Introduction: Surveillance of Lynch syndrome (LS) is recommended to reduce cancer-risk. There is an increased awareness that cancer-risk may vary with mismatch-repair mutation and family history. However, gene-specific and family-specific surveillance are not recommended. Therefore, we aimed to estimate the cumulative incidence of lesions and to assess the cancer-risk by family history and mismatch-repair mutation (MMR).

Methods: Single-centre retrospective cohort of all individuals (n = 241) in a specialized institution was conducted.

Results: Forty-eight percent of individuals inherited MSH2 mutations, 32% MLH1, 15% MSH6 and 5% PMS2. The calculated cumulative incidence for any cancer increased with age. By age 70, the cumulative incidence for low-risk, high-risk adenomas and CRC was estimated at 66.6%, 57.7% and 25.7%, respectively. By age 70, the cumulative incidence of endometrial cancer (EC), gastric cancer and urinary tract cancer was estimated at 17.3%, 3.3% and 12.6%, respectively. MLH1 and MSH2 mutation carriers had lower mean age of CRC diagnosis than MSH6 and PMS2 [MLH1:44(CI95% 38–50); MSH2:43(CI95% 40–47); MSH6:52(CI95% 45–59); PMS2:46(CI95% 35–57)]. The risk of EC was higher when family history was present (RR = 2.39, CI95%[1.3;4.6]). MSH6 mutation carriers had higher risk of EC comparative to other MMR mutation carriers (RR = 1.9, p = .09). The risk of urinary tract cancer was higher with MSH2 (RR = 8.4, CI95%[2.7;25.9]) and positive family history (RR = 10.8, CI95%[1.4;82.8]).

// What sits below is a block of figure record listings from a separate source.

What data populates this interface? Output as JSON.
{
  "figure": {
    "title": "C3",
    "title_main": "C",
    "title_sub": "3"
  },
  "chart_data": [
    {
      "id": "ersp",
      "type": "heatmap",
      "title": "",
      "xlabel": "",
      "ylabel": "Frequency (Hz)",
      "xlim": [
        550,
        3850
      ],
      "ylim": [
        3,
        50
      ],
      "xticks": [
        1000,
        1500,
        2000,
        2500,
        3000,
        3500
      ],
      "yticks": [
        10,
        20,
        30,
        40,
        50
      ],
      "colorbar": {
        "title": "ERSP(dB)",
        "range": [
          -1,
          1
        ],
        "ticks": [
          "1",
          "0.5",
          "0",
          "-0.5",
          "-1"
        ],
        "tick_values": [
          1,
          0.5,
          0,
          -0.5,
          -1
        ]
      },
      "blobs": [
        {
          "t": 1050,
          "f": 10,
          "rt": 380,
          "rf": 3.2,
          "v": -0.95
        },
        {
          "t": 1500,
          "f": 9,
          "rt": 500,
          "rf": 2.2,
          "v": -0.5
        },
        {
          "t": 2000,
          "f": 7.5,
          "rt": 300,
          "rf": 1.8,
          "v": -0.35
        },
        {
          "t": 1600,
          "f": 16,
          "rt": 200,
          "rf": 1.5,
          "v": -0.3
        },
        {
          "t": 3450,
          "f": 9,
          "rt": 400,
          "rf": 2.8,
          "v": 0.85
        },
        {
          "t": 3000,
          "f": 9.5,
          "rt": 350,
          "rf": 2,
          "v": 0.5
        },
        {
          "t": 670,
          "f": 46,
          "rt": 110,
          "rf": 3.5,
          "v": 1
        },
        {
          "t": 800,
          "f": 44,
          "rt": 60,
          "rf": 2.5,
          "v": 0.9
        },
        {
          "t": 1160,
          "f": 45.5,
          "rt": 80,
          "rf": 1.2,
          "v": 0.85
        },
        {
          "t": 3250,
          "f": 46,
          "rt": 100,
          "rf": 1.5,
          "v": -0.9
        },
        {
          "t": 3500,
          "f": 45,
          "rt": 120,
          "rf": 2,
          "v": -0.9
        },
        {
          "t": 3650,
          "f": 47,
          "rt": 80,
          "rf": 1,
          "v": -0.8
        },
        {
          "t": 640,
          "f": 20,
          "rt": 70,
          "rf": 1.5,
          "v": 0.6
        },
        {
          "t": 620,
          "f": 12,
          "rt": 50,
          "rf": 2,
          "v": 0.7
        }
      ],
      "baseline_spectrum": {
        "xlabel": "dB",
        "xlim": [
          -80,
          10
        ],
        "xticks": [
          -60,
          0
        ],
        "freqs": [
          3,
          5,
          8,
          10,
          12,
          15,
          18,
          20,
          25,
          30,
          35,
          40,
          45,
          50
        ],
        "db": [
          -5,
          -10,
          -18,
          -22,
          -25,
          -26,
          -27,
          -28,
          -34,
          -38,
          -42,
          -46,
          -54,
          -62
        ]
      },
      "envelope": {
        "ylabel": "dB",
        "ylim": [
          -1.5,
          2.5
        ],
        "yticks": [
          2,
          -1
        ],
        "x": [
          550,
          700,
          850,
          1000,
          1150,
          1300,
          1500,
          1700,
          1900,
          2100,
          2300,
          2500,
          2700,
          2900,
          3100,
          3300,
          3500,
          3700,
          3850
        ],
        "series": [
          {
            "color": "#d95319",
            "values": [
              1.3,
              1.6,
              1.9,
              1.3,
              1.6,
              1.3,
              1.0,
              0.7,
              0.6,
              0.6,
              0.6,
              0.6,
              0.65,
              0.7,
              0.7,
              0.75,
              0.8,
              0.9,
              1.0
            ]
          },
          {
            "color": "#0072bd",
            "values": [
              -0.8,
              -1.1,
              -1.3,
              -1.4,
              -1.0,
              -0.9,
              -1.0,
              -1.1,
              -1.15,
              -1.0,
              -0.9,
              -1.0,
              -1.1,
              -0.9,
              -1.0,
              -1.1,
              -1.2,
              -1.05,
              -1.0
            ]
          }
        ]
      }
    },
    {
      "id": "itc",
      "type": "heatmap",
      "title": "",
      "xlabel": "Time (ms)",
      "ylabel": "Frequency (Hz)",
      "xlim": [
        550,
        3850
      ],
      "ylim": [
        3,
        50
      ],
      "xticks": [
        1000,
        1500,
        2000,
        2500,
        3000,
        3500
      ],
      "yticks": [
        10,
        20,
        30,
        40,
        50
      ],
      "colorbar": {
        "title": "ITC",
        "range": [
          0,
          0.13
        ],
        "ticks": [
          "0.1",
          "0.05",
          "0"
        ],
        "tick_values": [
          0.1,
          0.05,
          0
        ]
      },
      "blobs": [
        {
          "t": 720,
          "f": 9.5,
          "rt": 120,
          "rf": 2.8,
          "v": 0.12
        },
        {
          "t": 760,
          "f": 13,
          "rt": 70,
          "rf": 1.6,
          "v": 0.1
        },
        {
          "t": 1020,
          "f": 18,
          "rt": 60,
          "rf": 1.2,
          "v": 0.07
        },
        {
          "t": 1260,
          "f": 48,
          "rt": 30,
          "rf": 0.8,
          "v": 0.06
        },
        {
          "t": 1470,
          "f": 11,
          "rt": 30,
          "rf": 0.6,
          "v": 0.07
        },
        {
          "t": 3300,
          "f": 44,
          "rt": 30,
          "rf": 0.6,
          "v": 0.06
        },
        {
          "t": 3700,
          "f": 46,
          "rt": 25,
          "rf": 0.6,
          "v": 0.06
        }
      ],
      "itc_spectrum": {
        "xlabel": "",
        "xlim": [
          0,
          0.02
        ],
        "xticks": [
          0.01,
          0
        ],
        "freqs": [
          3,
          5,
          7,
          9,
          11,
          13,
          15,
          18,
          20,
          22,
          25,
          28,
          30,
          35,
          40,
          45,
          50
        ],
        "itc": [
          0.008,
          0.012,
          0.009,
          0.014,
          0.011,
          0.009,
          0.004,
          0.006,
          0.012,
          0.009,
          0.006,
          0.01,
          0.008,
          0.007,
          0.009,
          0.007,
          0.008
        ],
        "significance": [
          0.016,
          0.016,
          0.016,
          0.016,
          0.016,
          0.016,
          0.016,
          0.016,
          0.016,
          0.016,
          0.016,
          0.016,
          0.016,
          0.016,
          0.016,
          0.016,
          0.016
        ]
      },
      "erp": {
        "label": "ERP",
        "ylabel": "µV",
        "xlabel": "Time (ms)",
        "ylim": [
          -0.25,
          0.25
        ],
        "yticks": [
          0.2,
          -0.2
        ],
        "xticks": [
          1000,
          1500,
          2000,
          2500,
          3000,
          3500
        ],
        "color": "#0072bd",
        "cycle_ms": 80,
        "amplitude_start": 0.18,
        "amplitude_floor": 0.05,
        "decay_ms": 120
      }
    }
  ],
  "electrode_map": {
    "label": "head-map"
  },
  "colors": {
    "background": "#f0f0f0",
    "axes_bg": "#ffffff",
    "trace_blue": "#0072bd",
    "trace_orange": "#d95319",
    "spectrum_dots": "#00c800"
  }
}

Conclusion: This cohort demonstrates the effectiveness of LS surveillance and suggests possible tailored surveillance strategies by gene mutation and family history.

简介：建议进行Lynch综合征（LS）监测以降低患癌风险。人们越来越意识到，癌症风险可能因错配修复突变和家族史而异。但是，不建议进行基因特异性和家族特异性监测。因此，我们旨在通过家族史和错配修复突变（MMR）来评估病变的累积发生率并评估癌症风险。

方法： 在专门机构中对所有个体（n = 241）进行单中心回顾性队列研究。

结果： 48％的个体遗传了MSH2突变，32％的MLH1、15％的MSH6和5％的PMS2。计算出的任何癌症累积发病率都随着年龄的增长而增加。到70岁时，低风险，高风险腺瘤和CRC的累积发生率分别估计为66.6％，57.7％和25.7％。到70岁时，子宫内膜癌（EC），胃癌和尿路癌的累积发生率分别估计为17.3％，3.3％和12.6％。MLH1和MSH2突变携带者的CRC诊断平均年龄低于MSH6和PMS2 [MLH1：44（CI95％38–50）；MSH2：43（CI95％40–47）; MSH6：52（CI95％45–59）; PMS2：46（CI95％35–57）]。有家族史的患者发生EC的风险较高（RR = 2.39，CI95％[1.3; 4.6]）。与其他MMR突变携带者相比，MSH6突变携带者具有较高的EC风险（RR = 1.9，p  = .09）。MSH2（RR = 8.4，CI95％[2.7; 25.9]）和家族史阳性（RR = 10.8，CI95％[1.4; 82.8]）患尿路癌的风险更高。

结论：该队列研究证明了LS监测的有效性，并通过基因突变和家族史提出了可能的定制监测策略。